On the other hand, sometimes my life is one continuous sexual episode. On Friday, I went over to Tim's house, and basically f**ked his brains out, then we went downtown to the Hirschorn Gallery to hear one of the museum curators talk about the Wolfgang von Tillmans exhibit. If you get a chance to see one of his exibitions, by all means do so. The exhibit is photographs and photo papers, but that's telling you that the seashore is sand. part of the exhibit was a large gallery space of images of soldiers. In one part of the space is a series of three pictures of a soldier, his weapon, and the uniform he's either getting on or taking off. Another very small picture shows a torso of a hot guy wearing only some very neon blue briefs. Finally, the space has a very large picture of two women soldiers and next to them is a very large picture of two men in a very serious lip lock. So, the curator talks at some length about the formalism of the exhibit. She talks about the structure and the juxtapositions of pictures (and we're talking here about dozens of images). Finally, I can't take it anymore (and maybe it was just because I was so f**king horny), I ask her, "Can you talk about the sexual tension apparent here, and the homoeroticism that is so present in Tilmanns' work?"

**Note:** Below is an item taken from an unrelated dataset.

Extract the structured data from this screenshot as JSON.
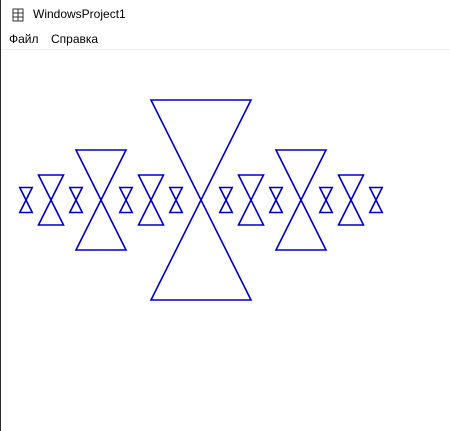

She sputtered a bit. I don't think it even dawned on her that the whole exhibition is dripping with a sexual subtext, and with an incredible homoerotic undercurrent. I mean, you really want to jerk off in the gallery, because you'd feel like you are creating art. I'm guessing that the curator is a heterosexual woman who doesn't see the sexual context of the exhibit. And the irony of it all is that she was the person from the Hirschorn who curated the exhibit with Tillmans. It's a giant joke that nobody gets. Very weird. So afterwards, we went back to Tim's house, and he basically f**ked my brains out. Culture is important, and I'm going to do everything I have to do to preserve it in its proper context.


Religion is important too. Like Jesus. And whatever you do with Jesus, it's always feet first.